Global oil prices fell over 5% on Monday, reaching two-week lows as markets reacted to rising optimism around potential diplomatic progress between the United States and Iran. Expectations of improved stability in the Strait of Hormuz, a critical global energy route, eased supply concerns and triggered a sharp decline in crude benchmarks.

Brent crude and U.S. West Texas Intermediate (WTI) both fell significantly as traders reassessed geopolitical risk premiums in energy markets.


Brent and WTI Crude Prices Decline Sharply

Oil benchmarks recorded steep losses during the session:

  • Brent crude fell $5.26 (5.28%) to $94.92 per barrel
  • WTI crude dropped $5.54 (5.73%) to $91.07 per barrel

Both contracts hit their lowest levels since May 7 earlier in the trading session, reflecting strong downside pressure in global energy markets.


U.S.–Iran Peace Talks Drive Market Sentiment

Market sentiment shifted after reports suggested progress in U.S.–Iran negotiations, with discussions centered on a potential framework agreement to reopen the Strait of Hormuz.

The waterway is one of the world’s most important energy transit routes, responsible for around 20% of global oil and LNG shipments.

However, uncertainty remains as officials emphasized that:

  • Final agreement details are still pending
  • Negotiations remain politically sensitive
  • Infrastructure recovery may take months even after a deal

Analysts warn that full normalization of oil flows will not be immediate due to required repairs to energy infrastructure.


U.S. Oil Production Activity Increases

Despite falling global oil prices, U.S. energy firms continued expanding production capacity.

According to Baker Hughes data:

  • U.S. rig count rose by 7 to 558 rigs
  • This marks the fifth consecutive weekly increase
  • Highest level since June 2025
  • Still 1% lower year-on-year

The increase signals growing confidence in long-term domestic production despite short-term price volatility.


Energy Market Outlook

Analysts expect oil markets to remain highly sensitive to:

  • U.S.–Iran geopolitical developments
  • Strait of Hormuz shipping stability
  • U.S. shale production trends
  • Global demand outlook
  • OPEC+ supply decisions

While peace optimism is driving prices lower, structural risks in global energy supply chains remain.

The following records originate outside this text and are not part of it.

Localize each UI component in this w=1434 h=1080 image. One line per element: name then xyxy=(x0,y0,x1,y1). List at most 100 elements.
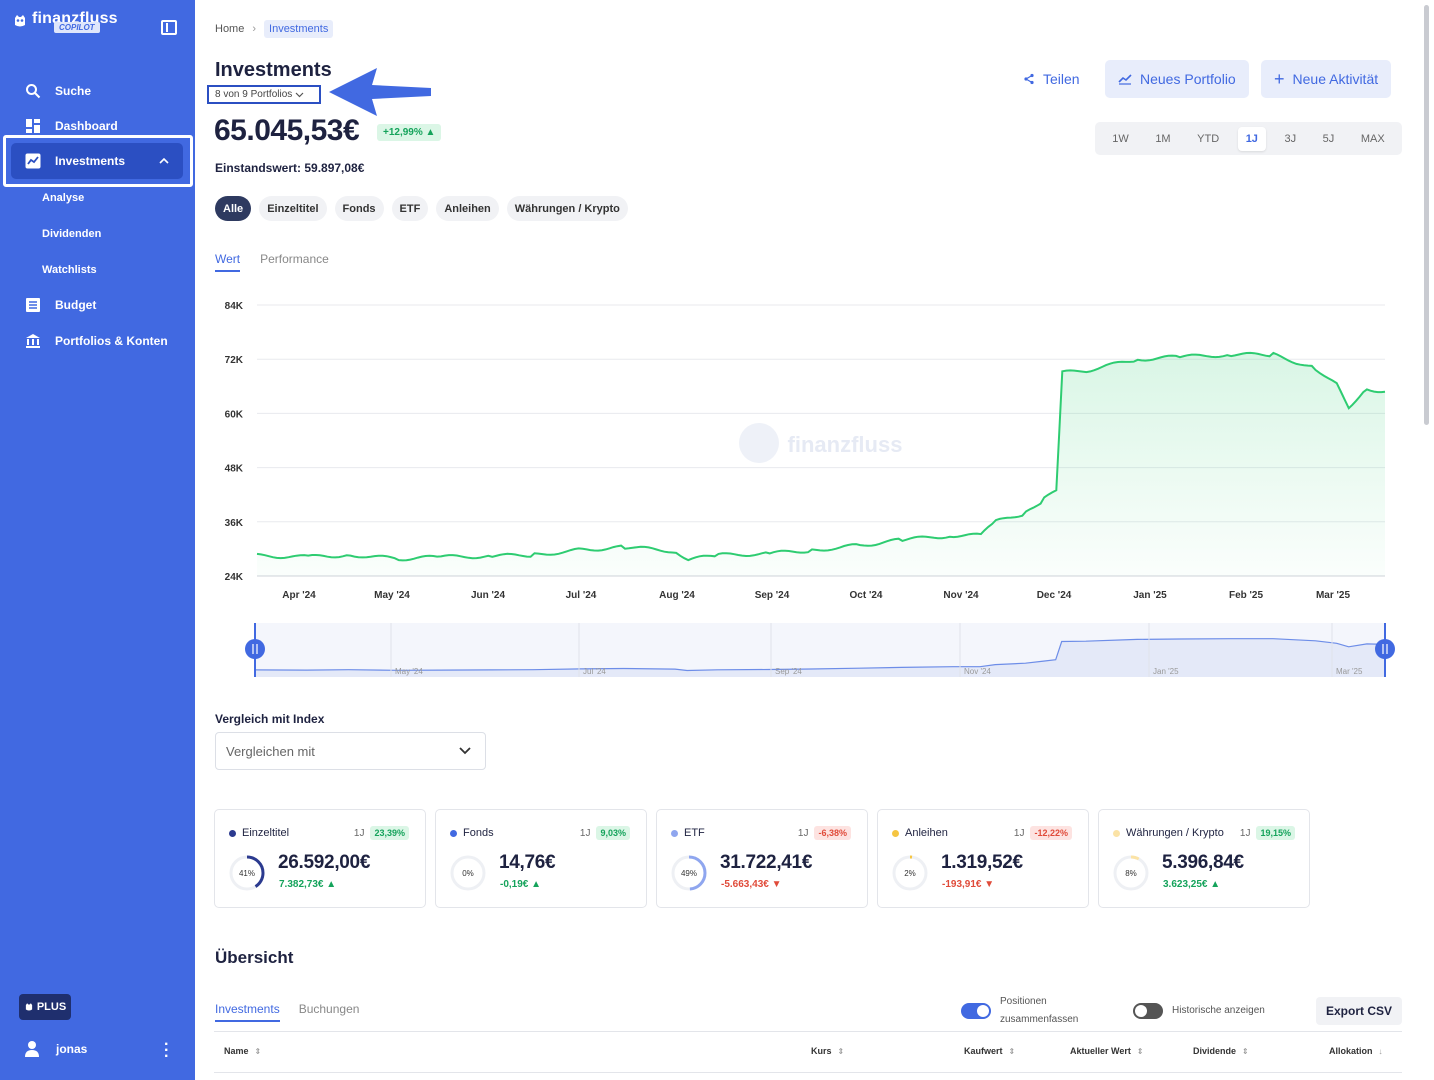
tab-investments[interactable]: Investments xyxy=(215,1002,280,1022)
donut-label: 2% xyxy=(904,869,916,878)
asset-card-name: Anleihen xyxy=(905,827,948,839)
donut-label: 49% xyxy=(681,869,697,878)
filter-chip[interactable]: Fonds xyxy=(334,196,384,221)
page-scrollbar[interactable] xyxy=(1424,5,1429,425)
tab-buchungen[interactable]: Buchungen xyxy=(298,1002,360,1016)
column-header-name[interactable]: Name ⇕ xyxy=(224,1046,261,1056)
sidebar: finanzfluss COPILOT Suche Dashboard Inve… xyxy=(0,0,195,1080)
donut-fill xyxy=(671,855,707,891)
sidebar-item-label: Suche xyxy=(55,83,92,98)
period-ytd[interactable]: YTD xyxy=(1197,132,1220,145)
filter-chip[interactable]: Währungen / Krypto xyxy=(506,196,628,221)
column-header-kurs[interactable]: Kurs ⇕ xyxy=(811,1046,844,1056)
watermark-logo xyxy=(739,423,779,463)
donut-label: 41% xyxy=(239,869,255,878)
filter-chip[interactable]: Einzeltitel xyxy=(259,196,327,221)
legend-dot xyxy=(1113,829,1120,837)
y-tick-label: 84K xyxy=(225,301,244,312)
asset-card[interactable]: ETF 1J -6,38% 49% 31.722,41€ -5.663,43€ ▼ xyxy=(656,809,868,908)
asset-card[interactable]: Währungen / Krypto 1J 19,15% 8% 5.396,84€ 3.6… xyxy=(1098,809,1310,908)
filter-chip[interactable]: ETF xyxy=(391,196,429,221)
donut-label: 0% xyxy=(462,869,474,878)
x-tick-label: Oct '24 xyxy=(850,590,883,601)
sidebar-subitem-dividenden[interactable]: Dividenden xyxy=(42,228,102,240)
summarize-positions-toggle[interactable] xyxy=(961,1003,991,1019)
chart-line-icon xyxy=(24,152,41,169)
asset-card-period: 1J 19,15% xyxy=(1240,826,1295,840)
y-tick-label: 24K xyxy=(225,572,244,583)
asset-card[interactable]: Anleihen 1J -12,22% 2% 1.319,52€ -193,91€ ▼ xyxy=(877,809,1089,908)
compare-label: Vergleich mit Index xyxy=(215,712,325,726)
sidebar-subitem-watchlists[interactable]: Watchlists xyxy=(42,264,97,276)
compare-placeholder: Vergleichen mit xyxy=(226,743,315,759)
asset-class-cards: Einzeltitel 1J 23,39% 41% 26.592,00€ 7.382,73… xyxy=(214,809,1310,908)
new-portfolio-button[interactable]: Neues Portfolio xyxy=(1105,60,1249,98)
period-label: 1J xyxy=(797,827,809,839)
main-content: Home › Investments Investments 8 von 9 P… xyxy=(195,0,1434,1080)
asset-card-delta: 7.382,73€ ▲ xyxy=(279,879,336,890)
plus-icon: + xyxy=(1274,68,1285,89)
dashboard-icon xyxy=(24,117,41,134)
sidebar-collapse-icon[interactable] xyxy=(161,20,177,35)
column-header-aktueller-wert[interactable]: Aktueller Wert ⇕ xyxy=(1070,1046,1144,1056)
share-button[interactable]: Teilen xyxy=(1015,60,1088,98)
sidebar-item-portfolios[interactable]: Portfolios & Konten xyxy=(24,332,168,349)
plus-badge[interactable]: PLUS xyxy=(19,994,71,1020)
delta-value: -0,19€ xyxy=(500,879,529,890)
x-tick-label: Jun '24 xyxy=(471,590,505,601)
portfolio-value-chart[interactable]: 84K 72K 60K 48K 36K 24K finanzfluss Apr '24 May … xyxy=(195,290,1434,605)
kebab-menu-icon[interactable]: · · · xyxy=(164,1036,170,1065)
user-menu[interactable]: jonas xyxy=(24,1040,87,1058)
asset-card-title: Einzeltitel xyxy=(229,827,289,839)
tab-performance[interactable]: Performance xyxy=(260,252,329,266)
donut-label: 8% xyxy=(1125,869,1137,878)
period-label: 1J xyxy=(353,827,365,839)
navigator-handle-left xyxy=(245,639,265,659)
compare-index-select[interactable]: Vergleichen mit xyxy=(215,732,486,770)
asset-card-name: ETF xyxy=(684,827,705,839)
period-max[interactable]: MAX xyxy=(1360,132,1385,145)
donut-track xyxy=(450,855,486,891)
chart-tabs: Wert Performance xyxy=(215,252,329,272)
summarize-line-2: zusammenfassen xyxy=(1000,1014,1079,1025)
period-5j[interactable]: 5J xyxy=(1322,132,1335,145)
donut-fill xyxy=(892,855,928,891)
column-header-kaufwert[interactable]: Kaufwert ⇕ xyxy=(964,1046,1015,1056)
plus-label: PLUS xyxy=(36,1001,67,1013)
navigator-handle-right xyxy=(1375,639,1395,659)
chart-range-navigator[interactable]: May '24 Jul '24 Sep '24 Nov '24 Jan '25 Mar '… xyxy=(195,615,1434,681)
sidebar-item-dashboard[interactable]: Dashboard xyxy=(24,117,118,134)
sidebar-item-budget[interactable]: Budget xyxy=(24,296,96,313)
x-tick-label: Jan '25 xyxy=(1133,590,1167,601)
period-1m[interactable]: 1M xyxy=(1155,132,1171,145)
asset-card-delta: -0,19€ ▲ xyxy=(500,879,541,890)
period-1j[interactable]: 1J xyxy=(1237,126,1266,151)
show-historic-toggle[interactable] xyxy=(1133,1003,1163,1019)
period-1w[interactable]: 1W xyxy=(1112,132,1129,145)
tab-wert[interactable]: Wert xyxy=(215,252,241,272)
column-header-dividende[interactable]: Dividende ⇕ xyxy=(1193,1046,1249,1056)
asset-card[interactable]: Fonds 1J 9,03% 0% 14,76€ -0,19€ ▲ xyxy=(435,809,647,908)
sidebar-item-search[interactable]: Suche xyxy=(24,82,91,99)
sidebar-subitem-analyse[interactable]: Analyse xyxy=(42,192,85,204)
x-tick-label: Feb '25 xyxy=(1229,590,1263,601)
filter-chip[interactable]: Anleihen xyxy=(436,196,499,221)
allocation-donut: 8% xyxy=(1113,855,1149,891)
triangle-up-icon: ▲ xyxy=(1210,879,1221,890)
asset-card[interactable]: Einzeltitel 1J 23,39% 41% 26.592,00€ 7.382,73… xyxy=(214,809,426,908)
asset-card-name: Währungen / Krypto xyxy=(1126,827,1224,839)
legend-dot xyxy=(671,829,678,837)
show-historic-label: Historische anzeigen xyxy=(1172,1005,1265,1016)
breadcrumb-home[interactable]: Home xyxy=(215,23,245,35)
sidebar-item-label: Portfolios & Konten xyxy=(55,333,168,348)
sidebar-item-investments[interactable]: Investments xyxy=(24,152,125,169)
portfolio-select[interactable]: 8 von 9 Portfolios xyxy=(207,85,321,104)
chevron-up-icon[interactable] xyxy=(158,156,170,166)
column-header-allokation[interactable]: Allokation ↓ xyxy=(1329,1046,1383,1056)
period-3j[interactable]: 3J xyxy=(1284,132,1297,145)
export-csv-button[interactable]: Export CSV xyxy=(1316,997,1402,1025)
copilot-badge: COPILOT xyxy=(54,22,100,33)
asset-card-delta: 3.623,25€ ▲ xyxy=(1163,879,1220,890)
filter-chip[interactable]: Alle xyxy=(215,196,252,221)
new-activity-button[interactable]: + Neue Aktivität xyxy=(1261,60,1392,98)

Supply Chain and Infrastructure Recovery Concerns

Even if a diplomatic agreement is reached, analysts caution that restoring normal oil flow through the Strait of Hormuz may take time.

Key challenges include:

  • Damaged oil and gas infrastructure
  • Security stabilization in the region
  • Logistics and shipping normalization
  • Insurance and transport cost adjustments

These factors could limit how quickly oil markets stabilize.